Alexandre de la Salle – Oui, il avait une maîtrise parfaite, et dans le film que nous avons fait en 1990 dans son atelier, en prévision d’une exposition à Genève, il avoue avoir dû se battre contre une trop grande facilité. Cela arrive. Mais comme il avait en même temps une science exceptionnelle de la Forme, et de sa recherche, avec une remise en cause permanente, et une sorte d’humilité très fructueuse face à la Peinture, au Dessin, il dépassait cela de manière géniale. Il est venu me voir à la galerie dès 1960, il me racontait des épisodes de sa vie, et plus particulièrement son travail pour Dubuffet, comment il lui préparait son matériel, faisait ses fonds, il participait d’une certaine manière à sa création. Bien sûr je suis allé dans son atelier, j’ai ressenti une profonde impression, le sentiment d’avoir rencontré un artiste de la dimension de celui que mon père Uudo Einsild avait découvert dans les années 20 : Chaïm Soutine.
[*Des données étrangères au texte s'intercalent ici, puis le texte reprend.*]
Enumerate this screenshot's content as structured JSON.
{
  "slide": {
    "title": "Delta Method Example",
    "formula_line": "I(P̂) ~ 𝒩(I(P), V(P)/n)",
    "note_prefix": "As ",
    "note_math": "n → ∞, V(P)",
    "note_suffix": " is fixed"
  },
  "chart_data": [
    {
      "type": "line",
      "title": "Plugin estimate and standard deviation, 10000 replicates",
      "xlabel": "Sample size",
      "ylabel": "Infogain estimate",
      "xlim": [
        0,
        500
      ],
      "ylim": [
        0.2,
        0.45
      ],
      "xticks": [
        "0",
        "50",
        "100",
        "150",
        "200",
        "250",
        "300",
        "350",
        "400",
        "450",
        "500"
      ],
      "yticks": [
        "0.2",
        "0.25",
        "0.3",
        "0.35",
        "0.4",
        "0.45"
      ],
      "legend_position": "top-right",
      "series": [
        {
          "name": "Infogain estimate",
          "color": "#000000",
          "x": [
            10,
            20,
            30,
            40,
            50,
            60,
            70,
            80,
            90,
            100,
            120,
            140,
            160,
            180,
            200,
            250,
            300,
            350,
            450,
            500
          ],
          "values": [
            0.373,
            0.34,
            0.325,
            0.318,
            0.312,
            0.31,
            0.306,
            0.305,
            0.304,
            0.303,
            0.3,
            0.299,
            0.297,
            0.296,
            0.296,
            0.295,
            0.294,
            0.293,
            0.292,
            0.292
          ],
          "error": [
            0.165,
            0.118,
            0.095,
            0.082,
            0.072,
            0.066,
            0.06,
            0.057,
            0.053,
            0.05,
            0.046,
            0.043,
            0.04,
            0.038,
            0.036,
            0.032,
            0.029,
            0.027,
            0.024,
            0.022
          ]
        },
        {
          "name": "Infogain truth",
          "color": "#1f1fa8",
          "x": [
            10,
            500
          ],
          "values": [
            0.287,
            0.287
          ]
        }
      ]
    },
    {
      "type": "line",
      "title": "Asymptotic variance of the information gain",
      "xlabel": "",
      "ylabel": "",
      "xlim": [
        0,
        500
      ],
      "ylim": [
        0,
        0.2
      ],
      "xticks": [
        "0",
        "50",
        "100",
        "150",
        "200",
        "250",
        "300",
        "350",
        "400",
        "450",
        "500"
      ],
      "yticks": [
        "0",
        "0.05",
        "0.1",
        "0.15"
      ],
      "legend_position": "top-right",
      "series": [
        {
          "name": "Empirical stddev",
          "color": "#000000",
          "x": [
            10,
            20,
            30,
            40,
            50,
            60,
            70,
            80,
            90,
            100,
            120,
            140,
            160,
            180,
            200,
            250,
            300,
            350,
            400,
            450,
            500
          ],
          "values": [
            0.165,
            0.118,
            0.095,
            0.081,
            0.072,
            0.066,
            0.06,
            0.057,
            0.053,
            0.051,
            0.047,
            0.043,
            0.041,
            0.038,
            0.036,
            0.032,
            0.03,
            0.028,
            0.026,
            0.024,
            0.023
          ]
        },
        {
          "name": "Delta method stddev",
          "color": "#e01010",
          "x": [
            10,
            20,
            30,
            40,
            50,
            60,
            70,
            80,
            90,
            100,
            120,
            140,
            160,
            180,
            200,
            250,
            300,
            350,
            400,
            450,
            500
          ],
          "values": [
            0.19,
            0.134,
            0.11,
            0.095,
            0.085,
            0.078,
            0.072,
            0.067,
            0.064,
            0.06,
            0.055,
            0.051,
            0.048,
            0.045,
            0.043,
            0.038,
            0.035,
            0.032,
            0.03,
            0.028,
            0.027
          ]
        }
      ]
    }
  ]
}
Double excitation, puisqu’en même temps il s’avérait pour moi impossible de l’exposer immédiatement dans ma galerie : sa prochaine manifestation chez Alphonse Chave était déjà programmée. Dans le feu de l’action je lui ai acheté dix grandes gouaches, que j’ai, naturellement, précieusement conservées. Eppelé est un artiste d’une immense qualité, d’une importance considérable, et qui devrait forcément s’imposer aux yeux de tous. Nos routes se sont décroisées, mais je souhaite vivement que la sienne le mène plus encore là où il doit être : connu – reconnu - estimé et célèbre. Je me répète : Eppelé est sans l’ombre d’un doute le grand peintre expressionniste français, le plus grand, le plus intense, le plus « métaphysique ». Ses gouaches m’ont profondément impressionné. Et ses dessins.

L’une des 6 lithographies numérotées de la plaquette.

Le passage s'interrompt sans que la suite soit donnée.